PDE 5 inhibitor improves insulin sensitivity by enhancing mitochondrial function in adipocytes

• Published in: Biochemical and biophysical research communications Vol. 493; no. 1; pp. 631 - 636
• Main Authors: Yu, Hea Min, Chung, Hyo Kyun, Kim, Koon Soon, Lee, Jae Min, Hong, Jun Hwa, Park, Kang Seo
• Format: Journal Article
• Language: English
• Published: United States Elsevier Inc 04.11.2017
• Subjects: 3T3-L1 Cells; 60 APPLIED LIFE SCIENCES; Adipocyte; Adipocytes - drug effects; Adipocytes - physiology; ADIPOSE TISSUE; Animals; CARBOXYLIC ACIDS; CARDIOVASCULAR DISEASES; CONCENTRATION RATIO; CONSUMPTION RATES; Dose-Response Relationship, Drug; Fatty Acids - metabolism; GENES; INSULIN; Insulin - administration & dosage; Insulin Resistance - physiology; Insulin sensitivity; MESSENGER-RNA; Mice; MITOCHONDRIA; Mitochondria - drug effects; Mitochondria - physiology; Mitochondrial function; OXIDATION; Oxygen Consumption - drug effects; Oxygen Consumption - physiology; PARTIAL DIFFERENTIAL EQUATIONS; PDE5 inhibitor; Phosphodiesterase 5 Inhibitors - administration & dosage; PHOSPHODIESTERASES; PHOSPHORYLATION; Pyrimidines - administration & dosage; RECEPTORS; SENSITIVITY; SENSITIZERS; Sulfonamides - administration & dosage; Adipocyte; Insulin sensitivity; Mitochondrial function; PDE5 inhibitor
• ISSN: 0006-291X; 1090-2104
• DOI: 10.1016/j.bbrc.2017.08.140

Adipocytes are involved in many metabolic disorders.

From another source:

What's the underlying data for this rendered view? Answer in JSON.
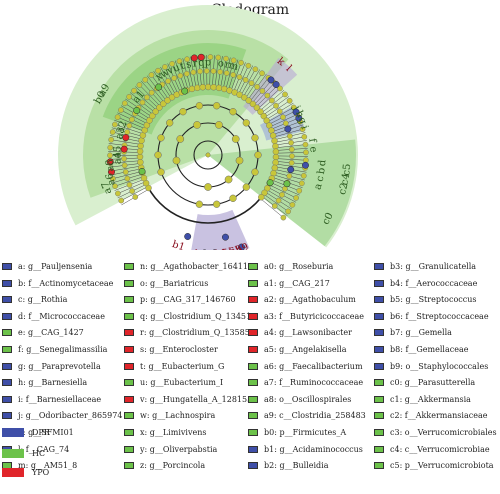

It was recently reported that phosphodiesterase type 5 (PDE5) is expressed in human adipose tissue. In addition, PDE5 inhibitors have been shown to improve insulin sensitivity in humans. However, the mechanism underlying the role of PDE5 inhibitors as an insulin sensitizer remains largely unknown. The present study was undertaken to investigate the role of the PDE5 inhibitor udenafil in insulin signaling in adipocytes and whether this is mediated through the regulation of mitochondrial function. To study the mechanism underlying the insulin sensitizing action of PDE5 inhibitors, we evaluated quantitative changes in protein or mRNA levels of mitochondrial oxidative phosphorylation (OxPhos) complex, oxygen consumption rate (OCR), and fatty acid oxidation with varying udenafil concentrations in 3T3-L1 cells. Our cell study suggested that udenafil enhanced the insulin signaling pathway in 3T3-L1 cells. Following udenafil treatment, basal mitochondrial OCR, maximal OxPhos capacity, and OxPhos gene expression significantly increased. Finally, we examined whether udenafil can affect the fatty acid oxidation process. Treatment of 3T3-L1 cells with udenafil (10 and 20 μM) significantly increased fatty acid oxidation rate in a dose-dependent manner. In addition, the expression of peroxisome proliferator-activated receptor gamma coactivator 1-alpha (PGC-1α) significantly increased. We demonstrated that the PDE5 inhibitor udenafil enhances insulin sensitivity by improving mitochondrial function in 3T3-L1 cells. This might be the mechanism underlying the PDE5 inhibitor-enhanced insulin signaling in adipocytes. This also suggests that udenafil may provide benefit in the treatment of type 2 diabetes and other related cardiovascular diseases. •Udenafil enhanced the insulin signaling pathway.•Udenafil improved mitochondrial function by increasing oxygen consumption rate (OCR).•Udenafil upregulated mitochondrial OxPhos gene expression.•Udenafil was involved in increasing fatty acid oxidation (FAO).